Sapete chi compie i suoi primi trent’anni ed è ancora un film fresco come una birra appena uscita dal frigo? Bravi, proprio “La storia fantastica”, non lo avete mai visto? Preparatevi a morir! … No, dai, scherzo. Per questo compleanno abbiamo organizzato per voi un Blogtour di grande prestigio!
Iniziamo con il pezzo di Lucius sulle pagine del Zinefilo, Continuiamo con la locandina italiana d’annata su IPMP. Ultima, ma non meno importante, il post della CineCivetta!
Quando dici “La storia fantastica”, le reazioni sono sempre fondamentalmente due: ci sono quelli che ti guardano e dubbiosi ti chiedono «Ma parli de “La storia infinita”, vero?» e gli altri, invece, a cui vengono gli occhi a forma di cuore e partono a descriverti la loro scena preferita, c’è solo da scegliere perché nel film non mancano.

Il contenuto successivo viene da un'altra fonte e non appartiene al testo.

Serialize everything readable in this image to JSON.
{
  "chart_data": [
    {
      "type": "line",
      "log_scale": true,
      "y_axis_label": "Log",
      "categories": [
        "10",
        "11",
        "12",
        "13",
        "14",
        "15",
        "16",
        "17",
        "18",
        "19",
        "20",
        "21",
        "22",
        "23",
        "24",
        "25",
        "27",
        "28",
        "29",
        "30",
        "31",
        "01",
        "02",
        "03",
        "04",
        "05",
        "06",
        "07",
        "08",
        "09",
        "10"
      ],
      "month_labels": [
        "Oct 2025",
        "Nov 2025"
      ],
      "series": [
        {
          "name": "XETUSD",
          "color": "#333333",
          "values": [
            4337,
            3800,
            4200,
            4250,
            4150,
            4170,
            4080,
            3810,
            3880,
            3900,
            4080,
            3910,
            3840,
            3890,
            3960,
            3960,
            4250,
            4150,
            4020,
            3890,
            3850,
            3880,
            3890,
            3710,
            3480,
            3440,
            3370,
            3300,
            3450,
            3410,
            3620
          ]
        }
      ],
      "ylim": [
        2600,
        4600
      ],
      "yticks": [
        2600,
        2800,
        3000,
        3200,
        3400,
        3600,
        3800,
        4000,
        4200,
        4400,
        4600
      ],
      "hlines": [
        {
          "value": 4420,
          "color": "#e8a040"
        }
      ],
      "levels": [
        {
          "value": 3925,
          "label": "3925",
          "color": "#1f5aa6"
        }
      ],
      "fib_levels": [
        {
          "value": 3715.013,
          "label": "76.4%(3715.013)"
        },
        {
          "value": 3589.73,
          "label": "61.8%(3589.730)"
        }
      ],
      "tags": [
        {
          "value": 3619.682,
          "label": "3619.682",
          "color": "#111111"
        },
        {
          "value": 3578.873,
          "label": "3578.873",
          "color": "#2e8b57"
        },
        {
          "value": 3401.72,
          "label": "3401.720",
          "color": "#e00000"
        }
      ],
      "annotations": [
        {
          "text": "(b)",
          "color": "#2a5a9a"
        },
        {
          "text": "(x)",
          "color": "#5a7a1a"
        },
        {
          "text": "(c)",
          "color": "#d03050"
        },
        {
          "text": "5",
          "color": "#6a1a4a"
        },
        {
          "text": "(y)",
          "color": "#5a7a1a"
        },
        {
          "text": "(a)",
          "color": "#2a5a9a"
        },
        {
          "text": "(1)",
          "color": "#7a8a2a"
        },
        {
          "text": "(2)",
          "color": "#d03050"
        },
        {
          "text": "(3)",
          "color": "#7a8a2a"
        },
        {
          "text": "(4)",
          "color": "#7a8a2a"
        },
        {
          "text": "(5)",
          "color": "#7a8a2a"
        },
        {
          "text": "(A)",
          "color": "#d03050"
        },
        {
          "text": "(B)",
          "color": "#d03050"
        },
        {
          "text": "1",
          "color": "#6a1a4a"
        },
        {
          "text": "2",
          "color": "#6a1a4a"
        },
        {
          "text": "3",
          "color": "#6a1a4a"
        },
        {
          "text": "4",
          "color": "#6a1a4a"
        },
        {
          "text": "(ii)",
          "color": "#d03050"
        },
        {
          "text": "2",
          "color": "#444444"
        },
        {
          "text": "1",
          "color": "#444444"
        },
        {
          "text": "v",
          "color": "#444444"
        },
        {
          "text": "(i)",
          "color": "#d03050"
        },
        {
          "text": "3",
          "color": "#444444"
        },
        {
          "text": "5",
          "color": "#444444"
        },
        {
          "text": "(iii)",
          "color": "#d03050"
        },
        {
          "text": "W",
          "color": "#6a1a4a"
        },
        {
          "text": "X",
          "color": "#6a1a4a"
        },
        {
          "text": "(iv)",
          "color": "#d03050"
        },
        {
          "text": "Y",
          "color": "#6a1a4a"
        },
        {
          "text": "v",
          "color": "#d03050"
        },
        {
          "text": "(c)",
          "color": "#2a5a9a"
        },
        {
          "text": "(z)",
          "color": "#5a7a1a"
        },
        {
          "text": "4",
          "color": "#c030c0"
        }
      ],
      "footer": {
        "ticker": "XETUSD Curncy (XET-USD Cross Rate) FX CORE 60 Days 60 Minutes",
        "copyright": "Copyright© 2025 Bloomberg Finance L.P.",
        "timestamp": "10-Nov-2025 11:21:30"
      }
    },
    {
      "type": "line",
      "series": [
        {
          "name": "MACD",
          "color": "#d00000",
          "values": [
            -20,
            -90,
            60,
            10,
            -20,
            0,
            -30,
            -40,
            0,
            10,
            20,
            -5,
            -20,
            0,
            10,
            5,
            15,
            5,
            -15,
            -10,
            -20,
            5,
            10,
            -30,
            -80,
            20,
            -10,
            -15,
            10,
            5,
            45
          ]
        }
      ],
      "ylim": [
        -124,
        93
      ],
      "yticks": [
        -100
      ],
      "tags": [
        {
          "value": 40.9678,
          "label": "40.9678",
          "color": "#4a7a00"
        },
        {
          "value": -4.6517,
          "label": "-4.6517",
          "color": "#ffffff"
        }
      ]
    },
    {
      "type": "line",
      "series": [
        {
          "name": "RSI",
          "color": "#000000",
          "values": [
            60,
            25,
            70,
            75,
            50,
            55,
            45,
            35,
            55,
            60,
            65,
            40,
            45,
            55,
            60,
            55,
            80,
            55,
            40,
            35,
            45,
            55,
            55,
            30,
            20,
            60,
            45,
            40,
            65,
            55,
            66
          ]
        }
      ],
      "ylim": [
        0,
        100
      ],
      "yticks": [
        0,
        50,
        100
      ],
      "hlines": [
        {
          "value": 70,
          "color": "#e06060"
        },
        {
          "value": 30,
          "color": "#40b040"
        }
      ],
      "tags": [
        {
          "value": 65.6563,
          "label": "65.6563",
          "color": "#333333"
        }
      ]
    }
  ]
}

“La storia infinita” ha traumatizzato un’intera generazione nata e cresciuta negli anni ’80, ma mi rendo anche conto che per essere un cult generazione, “La storia fantastica” viene ricordato da una porzione di pubblico molto minore, probabilmente perché è stato replicato in televisione per un numero limitato di anni prima di diventare ospite fisso dei palinsesti pre e post Natalizi. Quelle repliche televisive hanno fatto sì che fosse sufficiente essere nati un anno dopo, per aver perso il treno, almeno, questa è l’idea che mi sono fatto, sotto con le vostre teorie ed esperienze nei commenti!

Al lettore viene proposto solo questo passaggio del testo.